Newyorkese impenitente, (arrivata a Manhattan dal New Jersey con solo 200 dollari in tasca), lettrice vorace, amante della moda, dei mobili di lusso e dell’arte, è diventata, suo malgrado, in America, un’icona pop, che potremmo paragonare, senza rischiare di apparire pretenziosi, a Woody Allen. Se solo Woody Allen indossasse costantemente un paio di giganteschi occhiali tartarugati, giacche di alta sartoria inglese fatte fare a Savile Row, camicie button-down, jeans vintage e stivaloni da cow-boy anche in piena estate.
GREENWICH VILLAGE
Questo e molto altro è Fran Lebowitz: ex tassista notturna, una delle prime donne a entrare nei circoli esclusivi del Greenwich Village di Manhattan, frequentatrice assidua di feste e party selvaggi, scrittrice che non scrive un libro da oltre quarant’anni, fumatrice incallita e misantropa di professione.
Deve la sua fortuna solo a se stessa e al suo particolare sguardo nell’osservare la società che la circonda. «Se sentite l’urgenza cocente di scrivere o dipingere, limitatevi semplicemente a mangiare qualcosa di dolce: vedrete che la sensazione svanirà. La storia della vostra vita non è materiale per un buon libro. Non ci provate nemmeno». Oppure: «La mia sveglia ideale? Una certa attrice francese che, alle due e mezza del pomeriggio, mi sussurra dolcemente in un orecchio di sbrigarmi a far portare la colazione, se voglio arrivare in Svezia in tempo per ritirare il Nobel per la letteratura». O ancora: «La vita è qualcosa da fare quando non si riesce a dormire. Pertanto, ciò che chiamiamo civiltà sono solo i resti accumulati di un numero agghiacciante di nottatacce».

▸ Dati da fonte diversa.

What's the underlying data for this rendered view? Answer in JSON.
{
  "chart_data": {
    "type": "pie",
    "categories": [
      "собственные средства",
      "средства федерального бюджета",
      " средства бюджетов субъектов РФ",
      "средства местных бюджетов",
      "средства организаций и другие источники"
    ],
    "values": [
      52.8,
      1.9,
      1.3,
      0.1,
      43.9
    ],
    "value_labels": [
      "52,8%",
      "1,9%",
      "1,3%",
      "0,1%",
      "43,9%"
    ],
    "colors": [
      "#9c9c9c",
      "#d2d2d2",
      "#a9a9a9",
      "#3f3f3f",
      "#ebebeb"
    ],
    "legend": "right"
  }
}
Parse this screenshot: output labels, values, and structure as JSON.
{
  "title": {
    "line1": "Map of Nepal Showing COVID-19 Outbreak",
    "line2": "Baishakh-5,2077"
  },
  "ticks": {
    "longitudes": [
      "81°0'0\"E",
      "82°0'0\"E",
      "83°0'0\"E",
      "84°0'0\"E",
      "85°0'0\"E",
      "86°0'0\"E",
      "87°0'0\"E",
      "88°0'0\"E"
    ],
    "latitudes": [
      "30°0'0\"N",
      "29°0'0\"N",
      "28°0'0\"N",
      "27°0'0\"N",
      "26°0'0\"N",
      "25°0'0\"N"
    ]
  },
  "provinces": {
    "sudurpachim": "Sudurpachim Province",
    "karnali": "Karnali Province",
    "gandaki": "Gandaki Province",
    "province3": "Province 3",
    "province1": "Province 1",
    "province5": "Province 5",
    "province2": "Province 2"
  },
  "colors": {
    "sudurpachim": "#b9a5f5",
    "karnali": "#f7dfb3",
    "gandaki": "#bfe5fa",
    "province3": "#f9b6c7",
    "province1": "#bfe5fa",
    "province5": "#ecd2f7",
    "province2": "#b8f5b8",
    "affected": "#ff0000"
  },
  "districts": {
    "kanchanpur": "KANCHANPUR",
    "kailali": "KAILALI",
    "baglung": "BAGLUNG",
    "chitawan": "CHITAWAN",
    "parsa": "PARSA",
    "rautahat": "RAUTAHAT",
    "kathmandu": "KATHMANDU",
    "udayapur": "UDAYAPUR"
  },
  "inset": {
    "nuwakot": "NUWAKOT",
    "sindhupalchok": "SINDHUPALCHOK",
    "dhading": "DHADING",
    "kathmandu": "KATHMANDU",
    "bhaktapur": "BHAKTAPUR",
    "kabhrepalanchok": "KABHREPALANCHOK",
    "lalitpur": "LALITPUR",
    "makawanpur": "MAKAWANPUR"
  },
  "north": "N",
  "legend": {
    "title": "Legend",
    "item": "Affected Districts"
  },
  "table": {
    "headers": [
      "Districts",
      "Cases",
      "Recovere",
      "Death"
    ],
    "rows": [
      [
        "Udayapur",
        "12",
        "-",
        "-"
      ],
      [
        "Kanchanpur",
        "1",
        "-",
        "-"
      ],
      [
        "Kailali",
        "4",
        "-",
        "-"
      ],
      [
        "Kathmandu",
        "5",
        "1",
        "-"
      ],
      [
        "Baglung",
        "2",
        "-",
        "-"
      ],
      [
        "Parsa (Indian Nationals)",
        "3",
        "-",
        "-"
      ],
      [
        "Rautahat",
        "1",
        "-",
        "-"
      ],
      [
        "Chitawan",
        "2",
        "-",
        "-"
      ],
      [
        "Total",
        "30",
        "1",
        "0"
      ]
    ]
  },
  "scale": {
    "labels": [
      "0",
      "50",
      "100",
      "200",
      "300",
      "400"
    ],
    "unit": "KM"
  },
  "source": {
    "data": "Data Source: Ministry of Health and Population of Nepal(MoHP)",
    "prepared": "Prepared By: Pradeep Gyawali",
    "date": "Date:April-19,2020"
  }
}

Nell’antologia pubblicata da Bompiani, che raccoglie opinioni e giudizi, taglienti e ironici, sui più svariati argomenti, si comprende a pieno la sua personalissima visione del mondo. Visione che spazia dall’odio per piante e animali, autentici status symbol per l’aristocrazia intellettuale newyorkese, e prosegue con sferzanti considerazioni sulle tremende abitudini radicate nell’ambiente cittadino.
FOLLIE ITALIANE
Particolarmente godibili sono poi i capitoli dedicati al nostro Paese: «A Milano ci sono due categorie di persone. Quelli che lavorano per i vari Vogue e gli altri. A Milano lavorano tutti, e se piove danno la colpa a Roma. A Roma non lavora nessuno, e se piove sempre che se ne accorgano danno la colpa a Milano. La gente passa la maggior parte del tempo a pranzare. Sono piuttosto bravi: Roma è senza ombra di dubbio la capitale mondiale del pranzo. È una città folle sotto tutti i punti di vista. Basta passarci un’ora o due per rendersi conto che Fellini gira documentari. In Italia non c’è niente di simile al rock and roll, quindi i ragazzi sognano di diventare star del cinema anziché eroinomani».
INUTILE SFORZARSI
Gli scritti di Fran Lebowitz sono un fiume in piena che vi sarà impossibile arginare. Pagina dopo pagina, verrete completamente inghiottiti dai pensieri fluidi di questa tecnofobica «maitresse-à-penser, influencer ante litteram», domandandovi, per tutto il tempo che deciderete di passare con lei, per quale diavolo di motivo, voi non risultate essere, agli occhi degli altri, così acuti e intelligenti. La risposta la trovate nel libro, ed è molto più semplice di quello che pensate: «Il vero talento artistico è una dote che hanno in pochissimi. Di conseguenza, sforzarsi peggiorando la situazione è tanto disdicevole quanto inutile». Non rammaricatevene, siamo tutti sulla stessa barca.